I've heard of HAProxy, LVS and UltraMonkey.
I've read much of their documentation but it's not clear if they support MySQL AND HTTP/S (both).
I want one solution that takes care of both, for simplicity (instead of dealing with two).
- The solution should be open-source as the three above.
- SSL (MySQL & HTTPS) should be possible.
- "Sticky Sessions" are NOT a requirement, as I intend to have Jetty's sessions shared at the MySQL database.
2. PERFORMANCE
I've read that the load-balancing can be done in three ways:
- Direct Routing << LAN switch dependant?
- IP-IP Encapsulation (Tunnelling) << sounds best. not bound to LAN, as opposed to "Direct Routing"
- Network Address Translation << extremely limiting (replies from app service go through the LB)
The bottom line regarding performance, which worries me, is that eventually it's possible (and I don't want it) that all the data between internet users and my cluster is going through one server (the balancer), which makes the balancer a bottle-neck.
If it's connected with a 100MBit connection then the whole system is limited to that.
Is it possible to avoid that, yet get balancing and high availability? What is the "cost" to that? Do I need a special switch on the network or not?
Good that you do not have to rely on the LB (load-balancer) for the session-information.
Your need for speed leads IMHO to LVS and the "direct routing" approach. You CAN do direct routing without using the ip_forward mechanism. I set this up by using a dedicated lvs-network from the LBs to the real-servers.

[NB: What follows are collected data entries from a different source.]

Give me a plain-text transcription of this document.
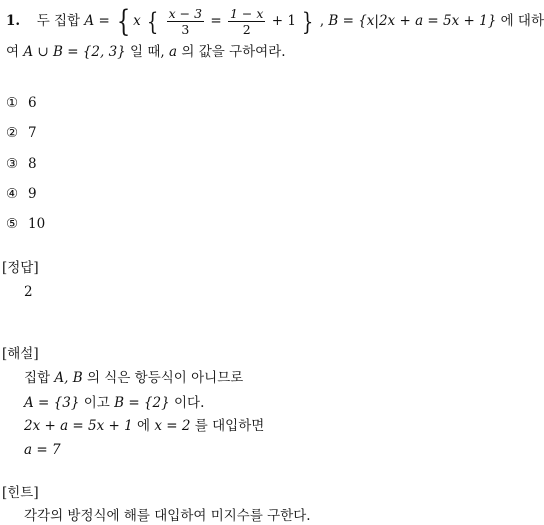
1. 두 집합 A = { x { $\frac{x - 3}{3} = \frac{1 - x}{2} + 1$ } , B = {x|2x + a = 5x + 1} 에 대하
여 A ∪ B = {2, 3} 일 때, a 의 값을 구하여라.
① 6
② 7
③ 8
④ 9
⑤ 10
[정답]
2
[해설]
집합 A, B 의 식은 항등식이 아니므로
A = {3} 이고 B = {2} 이다.
2x + a = 5x + 1 에 x = 2 를 대입하면
a = 7
[힌트]
각각의 방정식에 해를 대입하여 미지수를 구한다.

Now for the "need for speed": with direct routing the LB takes the incoming requests, changes their destination MAC and put them on the line to the RS. Now the RS has to have the logical IP on the LVS-network (but should not answer to arp-requests for that IP). The RS will serve the request and will answer DIRECTLY to the client - the the back-answer will not go back through the LB, thus minimizing the load on the LB.
Additionally your ingoing traffic is most propably much lower than the outgoing traffic - so that suits your needs.
The last weak point is the availabilty of the LB itselv. You can cluster the LB with another machine that takes over the logical IP (and lvs). Since session stickyness is no problem in your setup - that`s all you have to do.
I found lvs-kiss to be a good possibility to dynamically reconfigure lvs - but there are other working solutions for this.
BTW - most of the servers where we use LVS are CentOS 5.
Update 2011-11-11: heartbeat-ldirectord is an addon for heartbeat and then you do not need lvs-kiss - if you want to cluster anyway.
Load balancing:
For HA I suggest look at the pacemaker It's robust, scalable and flexible solution for clustering and high availability.